According to Montgomery“it is becoming very clear to businesses, if they hadn’t already known, that communication with their executive team and for that matter, their customers is now via computers. Having up to date and efficient IT systems is the only way forward and for that matter essential for survival.
“The most badly effected was Engineering vacancies which took its first dive in several months - clearly a result of NSW banning construction work for a period.
“NSW alone dropped 17 per cent in engineering as those businesses concentrated on how to deal with the government’s decree that only crucial construction work could continue, basically stopping most construction projects in their tracks,” Mr Montgomery said.
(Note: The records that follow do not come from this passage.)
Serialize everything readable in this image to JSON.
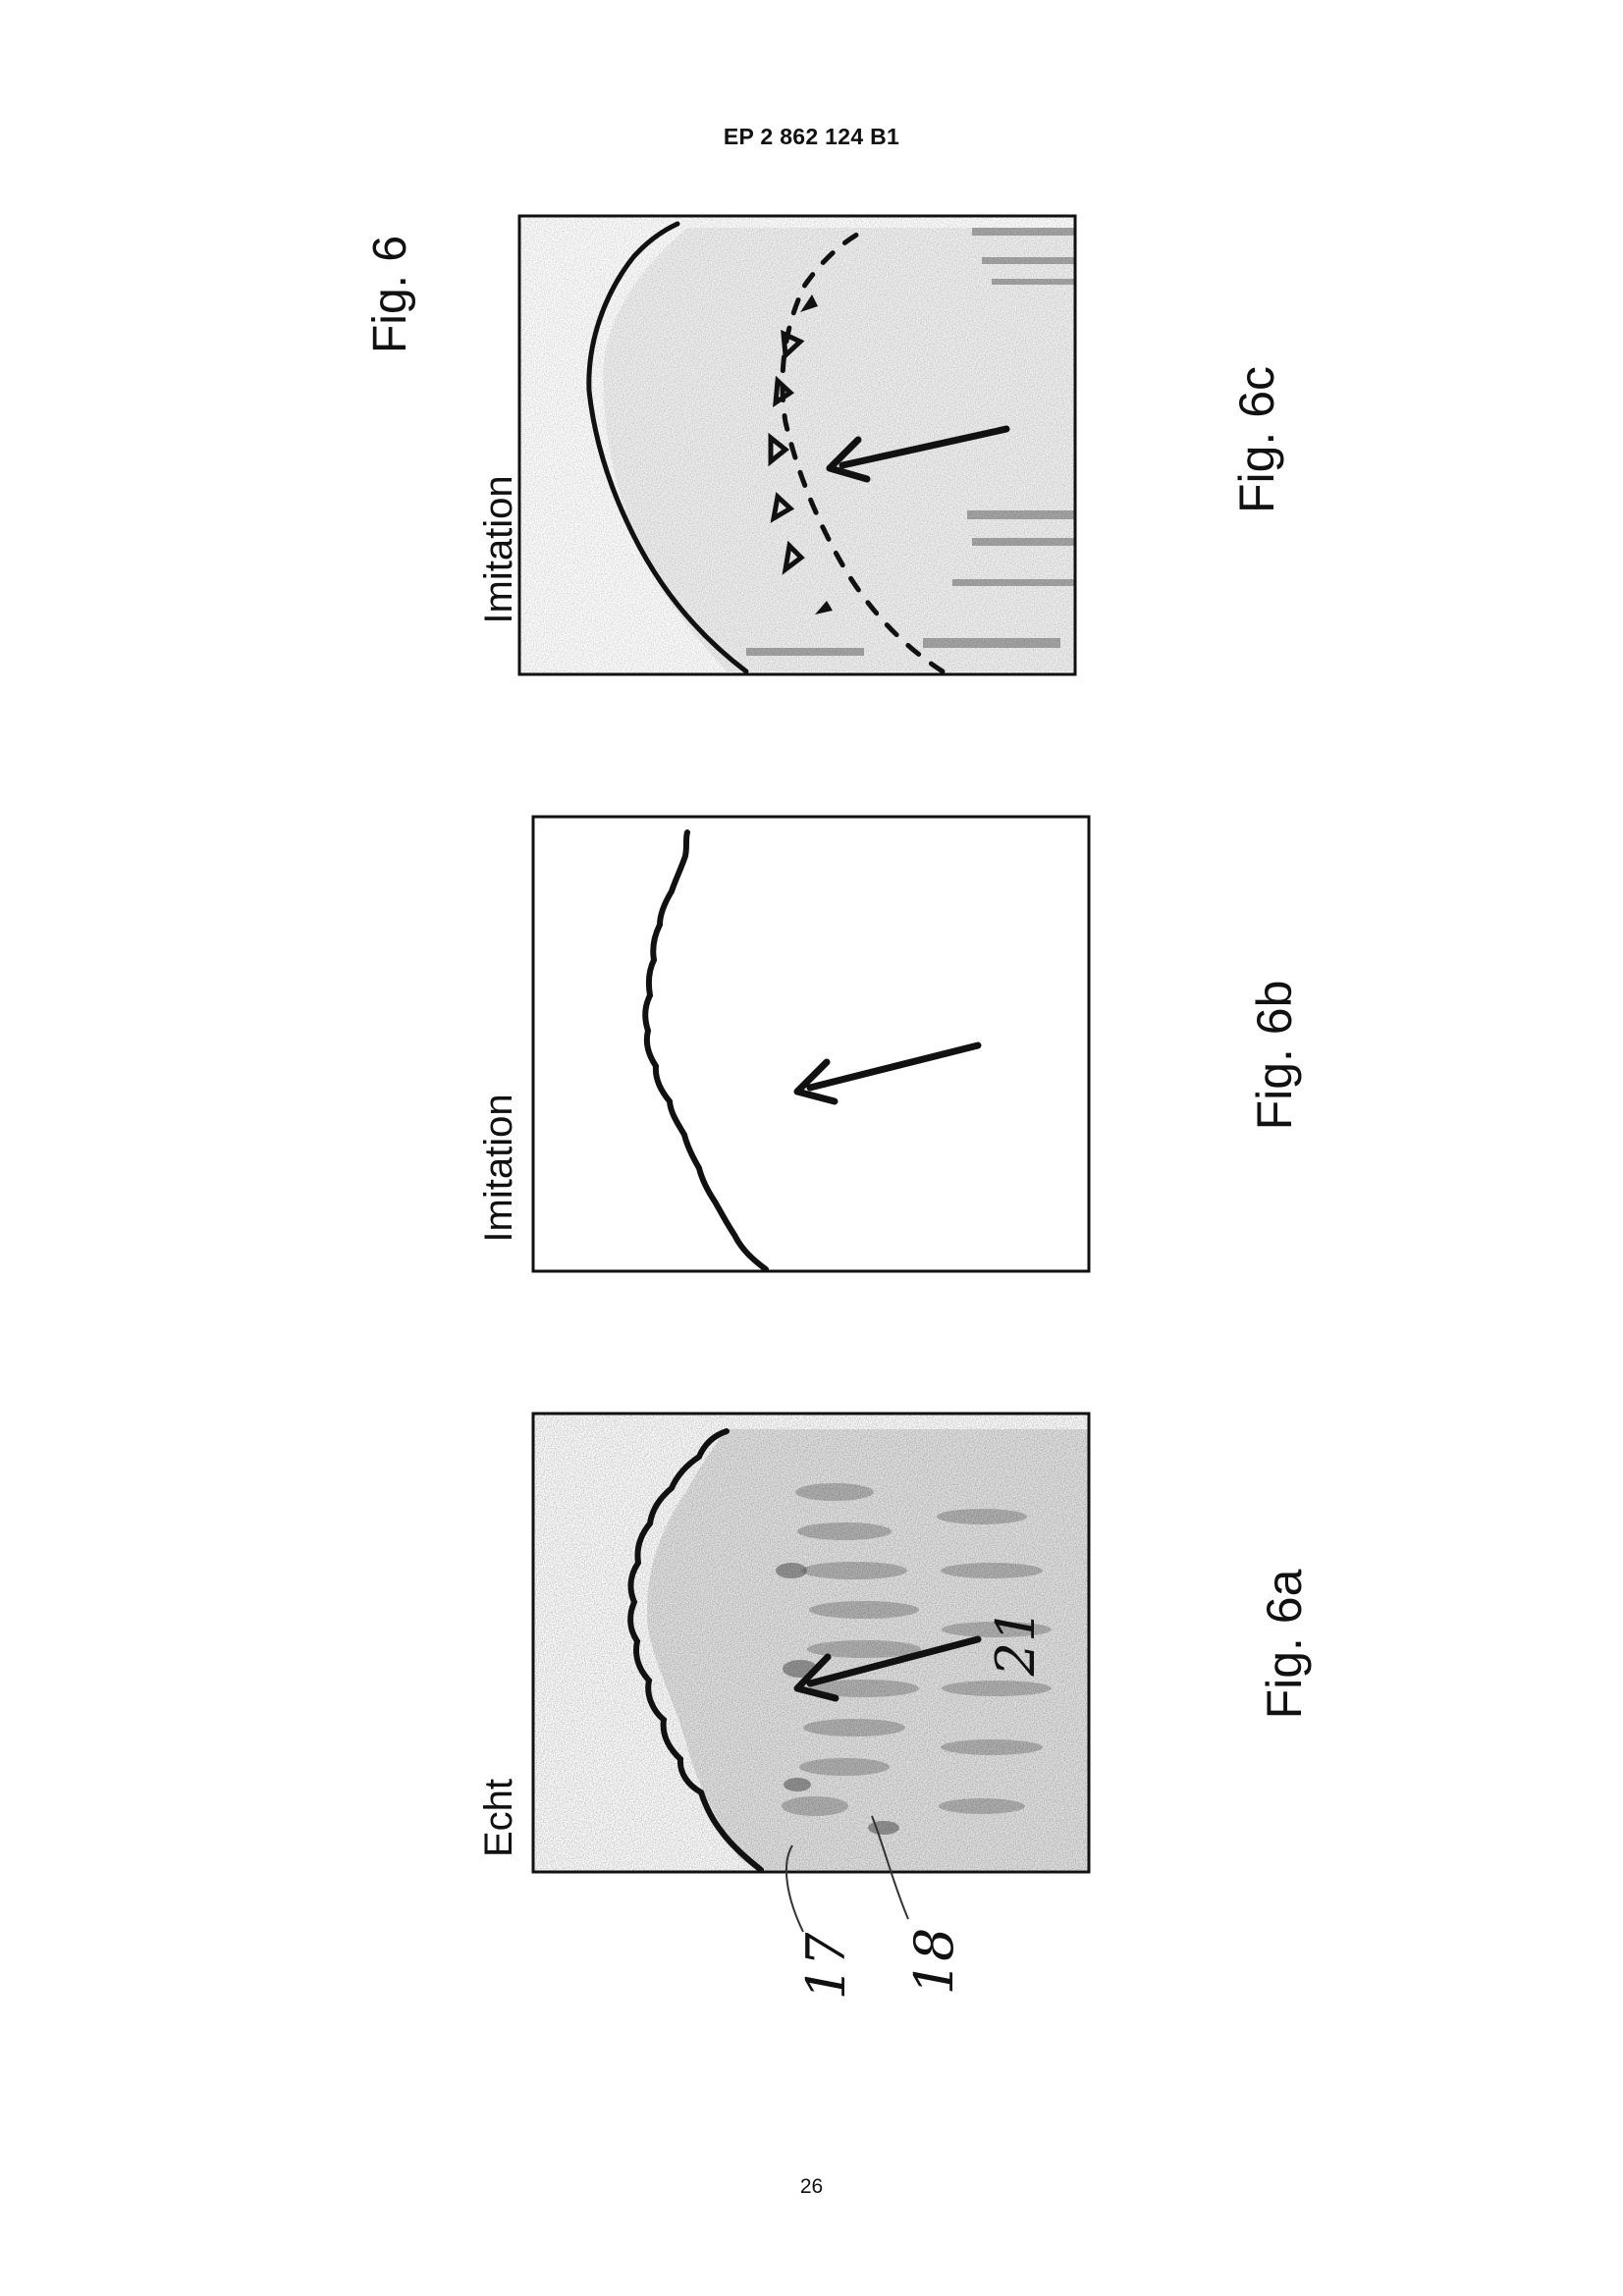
{
  "page": {
    "header": "EP 2 862 124 B1",
    "page_number": "26",
    "figure_title": "Fig. 6"
  },
  "panels": [
    {
      "id": "6a",
      "title": "Echt",
      "caption": "Fig. 6a",
      "reference_numerals": [
        "17",
        "18",
        "21"
      ]
    },
    {
      "id": "6b",
      "title": "Imitation",
      "caption": "Fig. 6b"
    },
    {
      "id": "6c",
      "title": "Imitation",
      "caption": "Fig. 6c"
    }
  ],
  "colors": {
    "ink": "#111111",
    "paper": "#ffffff",
    "shading": "#9a9a9a"
  }
}
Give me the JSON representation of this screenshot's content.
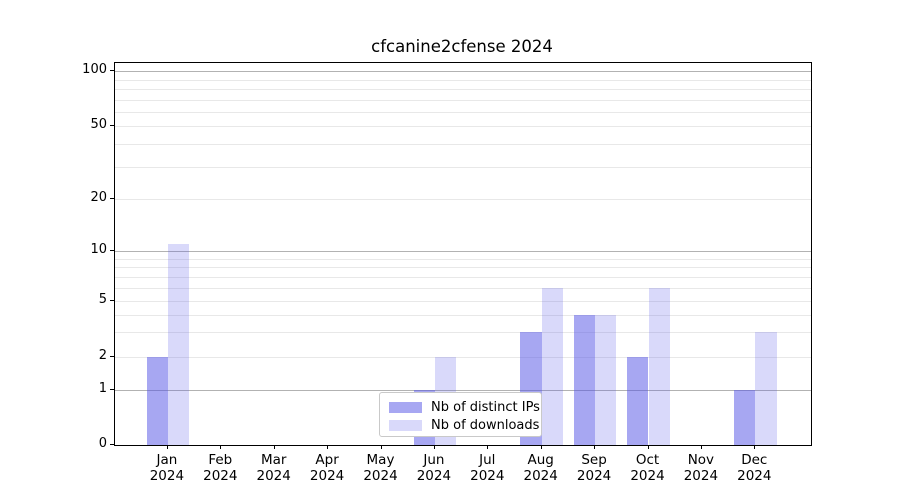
{
  "title": "cfcanine2cfense 2024",
  "colors": {
    "distinct_ips_bar": "rgba(80,80,230,0.50)",
    "downloads_bar": "rgba(80,80,230,0.22)",
    "grid_major": "#b2b2b2",
    "grid_minor": "#e8e8e8",
    "axis_spine": "#000000",
    "legend_border": "#c9c9c9"
  },
  "chart_data": {
    "type": "bar",
    "title": "cfcanine2cfense 2024",
    "categories": [
      "Jan",
      "Feb",
      "Mar",
      "Apr",
      "May",
      "Jun",
      "Jul",
      "Aug",
      "Sep",
      "Oct",
      "Nov",
      "Dec"
    ],
    "year_label": "2024",
    "series": [
      {
        "name": "Nb of distinct IPs",
        "color": "rgba(80,80,230,0.50)",
        "values": [
          2,
          0,
          0,
          0,
          0,
          1,
          0,
          3,
          4,
          2,
          0,
          1
        ]
      },
      {
        "name": "Nb of downloads",
        "color": "rgba(80,80,230,0.22)",
        "values": [
          11,
          0,
          0,
          0,
          0,
          2,
          0,
          6,
          4,
          6,
          0,
          3
        ]
      }
    ],
    "y_axis": {
      "scale": "quasi-log (0,1 linear then log-spaced labels)",
      "tick_values": [
        0,
        1,
        2,
        5,
        10,
        20,
        50,
        100
      ],
      "major_gridlines": [
        1,
        10,
        100
      ],
      "minor_gridlines": [
        2,
        3,
        4,
        5,
        6,
        7,
        8,
        9,
        20,
        30,
        40,
        50,
        60,
        70,
        80,
        90
      ],
      "ylim": [
        0,
        115
      ]
    },
    "xlabel": "",
    "ylabel": "",
    "grid": true,
    "legend_position": "lower center"
  }
}
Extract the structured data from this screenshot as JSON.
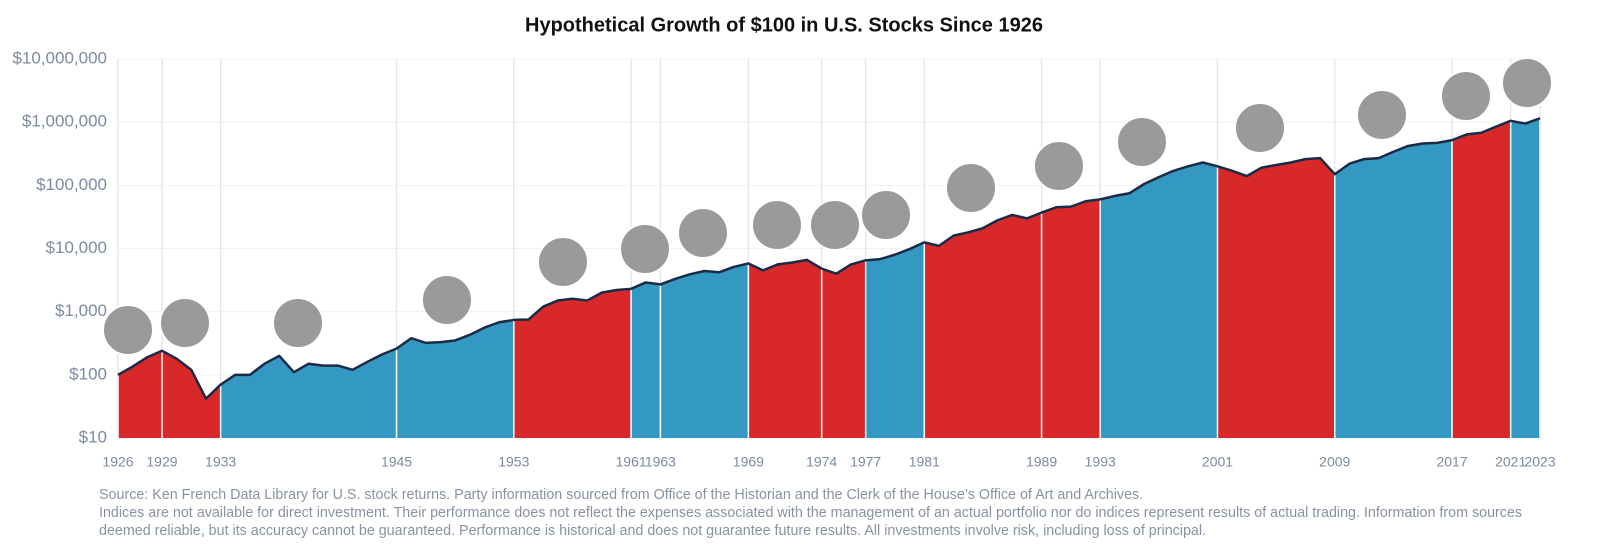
{
  "chart_data": {
    "type": "area",
    "title": "Hypothetical Growth of $100 in U.S. Stocks Since 1926",
    "log_y": true,
    "x": [
      1926,
      1927,
      1928,
      1929,
      1930,
      1931,
      1932,
      1933,
      1934,
      1935,
      1936,
      1937,
      1938,
      1939,
      1940,
      1941,
      1942,
      1943,
      1944,
      1945,
      1946,
      1947,
      1948,
      1949,
      1950,
      1951,
      1952,
      1953,
      1954,
      1955,
      1956,
      1957,
      1958,
      1959,
      1960,
      1961,
      1962,
      1963,
      1964,
      1965,
      1966,
      1967,
      1968,
      1969,
      1970,
      1971,
      1972,
      1973,
      1974,
      1975,
      1976,
      1977,
      1978,
      1979,
      1980,
      1981,
      1982,
      1983,
      1984,
      1985,
      1986,
      1987,
      1988,
      1989,
      1990,
      1991,
      1992,
      1993,
      1994,
      1995,
      1996,
      1997,
      1998,
      1999,
      2000,
      2001,
      2002,
      2003,
      2004,
      2005,
      2006,
      2007,
      2008,
      2009,
      2010,
      2011,
      2012,
      2013,
      2014,
      2015,
      2016,
      2017,
      2018,
      2019,
      2020,
      2021,
      2022,
      2023
    ],
    "values": [
      100,
      135,
      190,
      240,
      180,
      120,
      42,
      70,
      100,
      100,
      150,
      200,
      110,
      150,
      140,
      140,
      120,
      160,
      210,
      260,
      380,
      320,
      330,
      350,
      430,
      560,
      680,
      740,
      750,
      1200,
      1500,
      1600,
      1500,
      2000,
      2200,
      2300,
      2900,
      2700,
      3300,
      3900,
      4400,
      4200,
      5100,
      5800,
      4500,
      5600,
      6000,
      6600,
      4800,
      4000,
      5600,
      6500,
      6800,
      8000,
      9800,
      12500,
      11000,
      16000,
      18000,
      21000,
      28000,
      34000,
      30000,
      37000,
      45000,
      46000,
      56000,
      60000,
      68000,
      75000,
      105000,
      135000,
      170000,
      200000,
      230000,
      200000,
      170000,
      140000,
      190000,
      210000,
      230000,
      260000,
      270000,
      150000,
      220000,
      260000,
      270000,
      340000,
      420000,
      460000,
      470000,
      520000,
      640000,
      680000,
      850000,
      1050000,
      950000,
      1150000
    ],
    "xlim": [
      1926,
      2023
    ],
    "xticks": [
      1926,
      1929,
      1933,
      1945,
      1953,
      1961,
      1963,
      1969,
      1974,
      1977,
      1981,
      1989,
      1993,
      2001,
      2009,
      2017,
      2021,
      2023
    ],
    "segment_colors": [
      "#d8282a",
      "#d8282a",
      "#3399c3",
      "#3399c3",
      "#d8282a",
      "#3399c3",
      "#3399c3",
      "#d8282a",
      "#d8282a",
      "#3399c3",
      "#d8282a",
      "#d8282a",
      "#3399c3",
      "#d8282a",
      "#3399c3",
      "#d8282a",
      "#3399c3"
    ],
    "line_color": "#1b2b45",
    "ylim": [
      10,
      10000000
    ],
    "yticks": [
      {
        "value": 10,
        "label": "$10"
      },
      {
        "value": 100,
        "label": "$100"
      },
      {
        "value": 1000,
        "label": "$1,000"
      },
      {
        "value": 10000,
        "label": "$10,000"
      },
      {
        "value": 100000,
        "label": "$100,000"
      },
      {
        "value": 1000000,
        "label": "$1,000,000"
      },
      {
        "value": 10000000,
        "label": "$10,000,000"
      }
    ],
    "grid": true,
    "source": "Source: Ken French Data Library for U.S. stock returns. Party information sourced from Office of the Historian and the Clerk of the House’s Office of Art and Archives.",
    "disclaimer": "Indices are not available for direct investment. Their performance does not reflect the expenses associated with the management of an actual portfolio nor do indices represent results of actual trading. Information from sources deemed reliable, but its accuracy cannot be guaranteed. Performance is historical and does not guarantee future results. All investments involve risk, including loss of principal."
  }
}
“Roles in finance, a big performer last month, fell away as demand at the end of the financial year dropped after the typical accounting rush.
“While anecdotal evidence suggests most executives are finding this lock down far more painful than the first one - that had some kind of novelty factor - they are now “past it” and are raring to get back to the socialisation and focus of working in an office.
“Despite this, it is clear that computer communications even between neighbouring offices has ruled the day and we expect continued strong performances in this sector,” Montgomery concluded.